By all accounts, Castro has lived an exemplary life since his criminal charges, felony convictions, and prison sentence. Based on what I perceive to be overwhelming evidence of his rehabilitation, I would state that Castro has demonstrated all seven elements of rehabilitation required by Rule 3–13 of the Bar Admission Rules for admission when the applicant has previously engaged in disqualifying conduct. Given his rehabilitation, the question I have struggled with is whether the conduct that led to Castro's ten-year disbarment qualifies as the type of conduct for which no amount of rehabilitation will ever suffice to earn him readmission to the Bar.

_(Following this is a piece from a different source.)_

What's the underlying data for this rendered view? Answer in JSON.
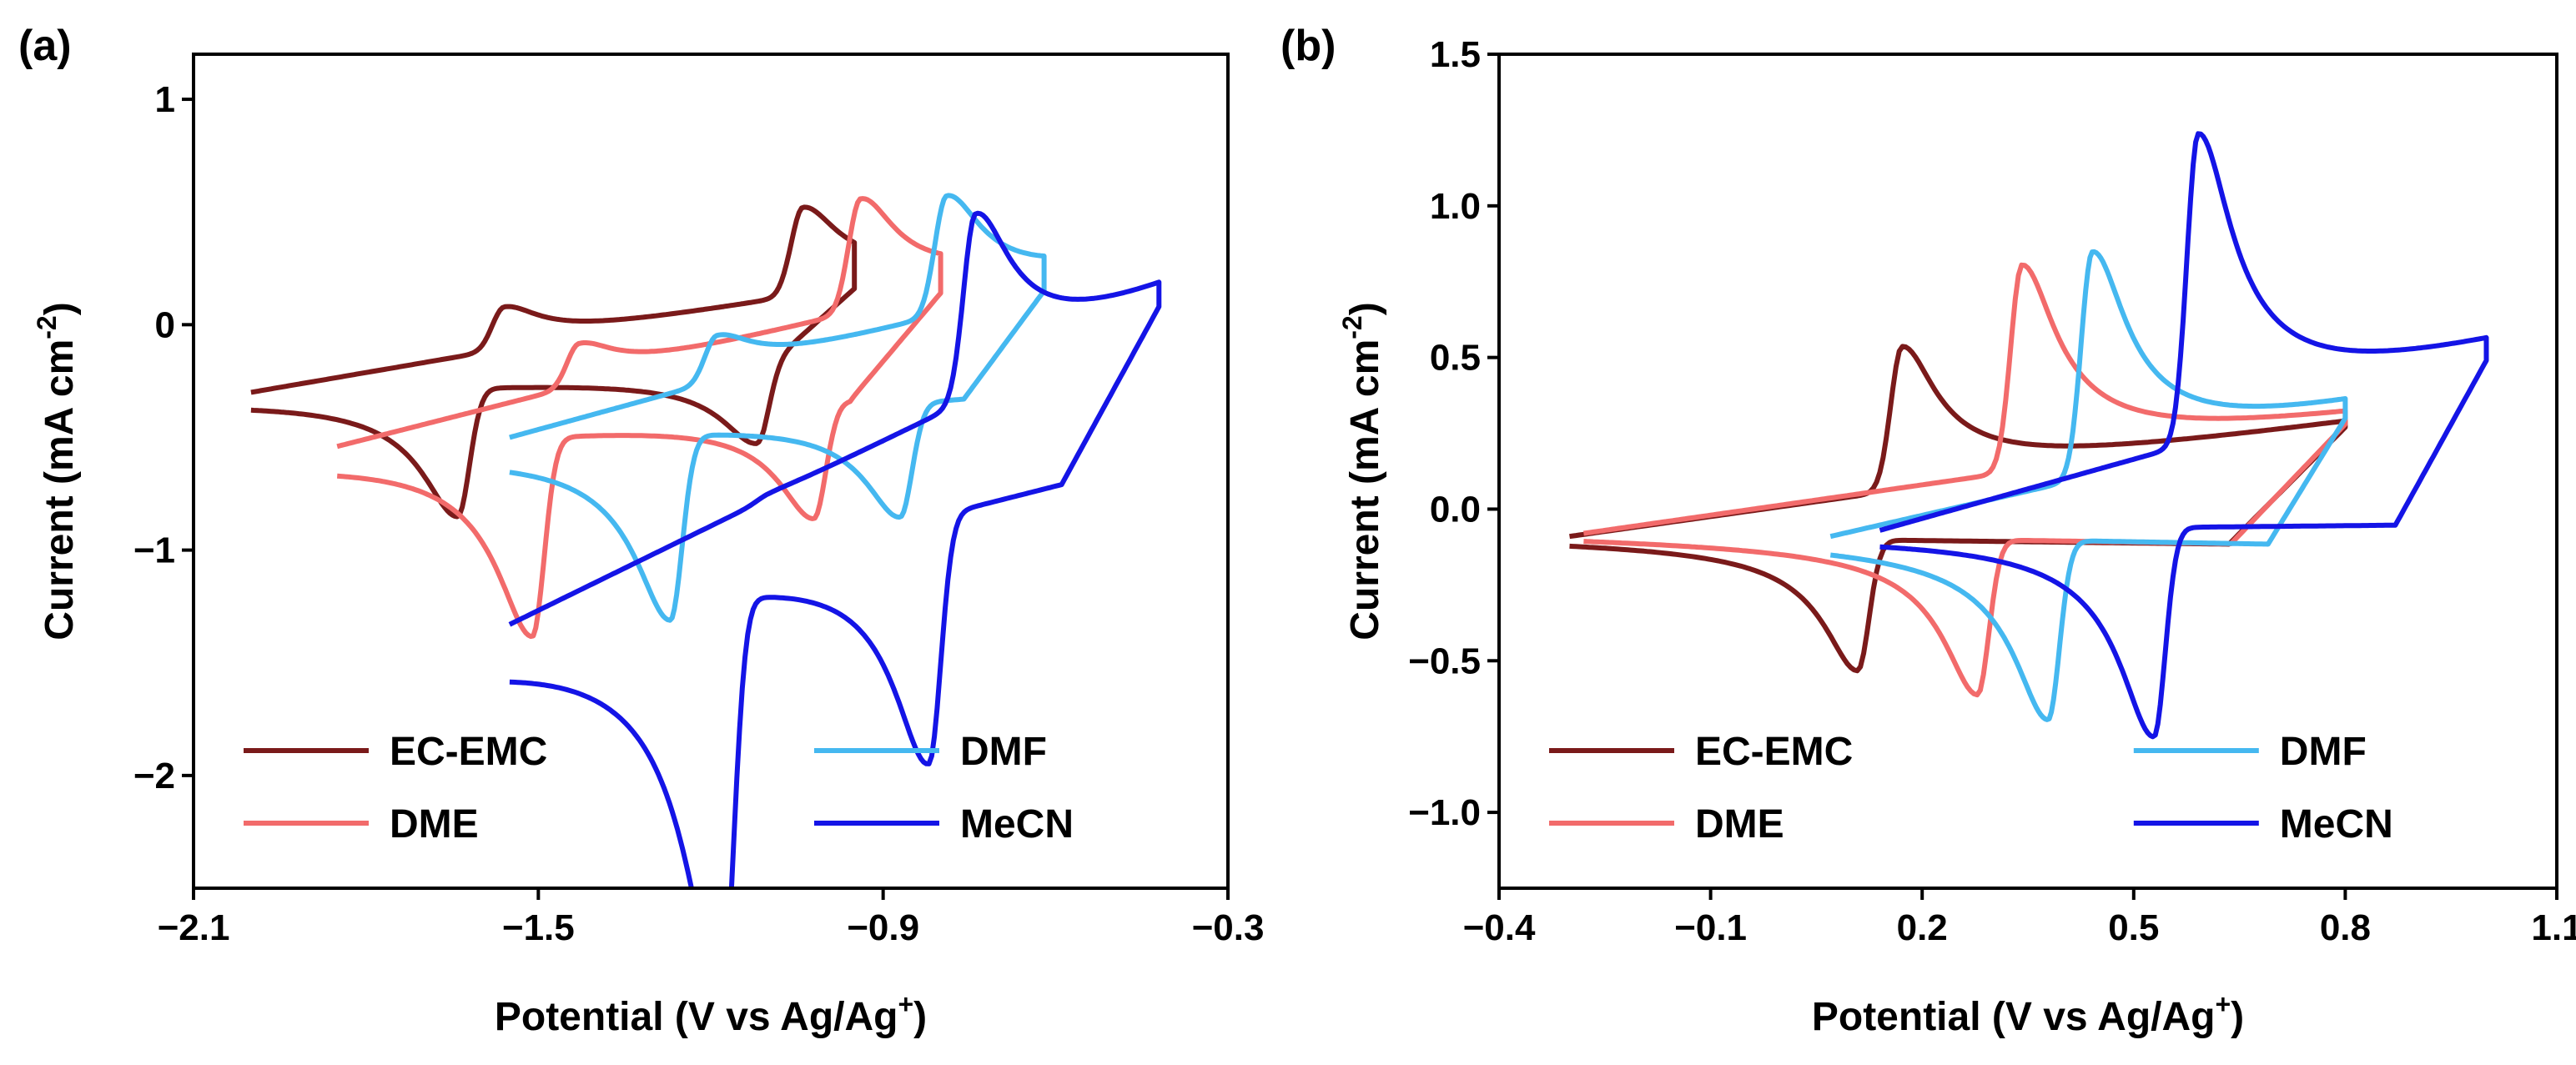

In essence, the Court's pronouncement today is a decision to change Castro's sanction of a ten-year disbarment imposed in 1994 to one of a permanent disbarment.1 After careful consideration of the circumstances involved here, and despite the evidence of Castro's rehabilitation, I have ultimately come down on the side of agreeing with the Board and the majority that the crimes in this case—egregious acts of corruption, which stem from the bribery of a judge and the receipt of multiple kickbacks from that judge over an extensive period of time—so dishonored our judicial system that “no demonstration of rehabilitation would ever suffice to allow Castro's readmission to the legal profession.” Majority op. at 6. In reaching this decision, I have considered the other side of this equation—that it was the judge who approached Castro and that there is no evidence Castro handled the cases to which he was appointed in any way other than in a professional manner. Nevertheless, I am unable to cast aside my concern that the essential illegality at issue here goes to the very core of our public's trust and confidence in the judicial system.

Although this judgment of permanent disbarment may appear to be harsh, we must always remember that the practice of law is not a right but a privilege, and it was Castro's own illegal actions that caused his downfall. I would hope that Castro will still be motivated to continue his involvement in the wonderful community activities that have been described by his scores of supporters and that he will continue to teach others the lessons that he has learned. While these lessons may be too late in his case, Castro's efforts may encourage, inspire, and motivate others to be better lawyers and human beings, all of whom may look at each day as an opportunity to give back to our community in a meaningful way.


1.  I do not believe a sanction of permanent disbarment is necessarily warranted in all situations where applicants commit felonies prior to admission. In my view, the imposition of the sanction of permanent disbarment can vary depending on the type of felony and the circumstances under which it was committed.


CANADY, C.J., and PARIENTE, LEWIS, QUINCE, POLSTON, LABARGA, and PERRY, JJ., concur. PARIENTE, J., specially concurs with an opinion.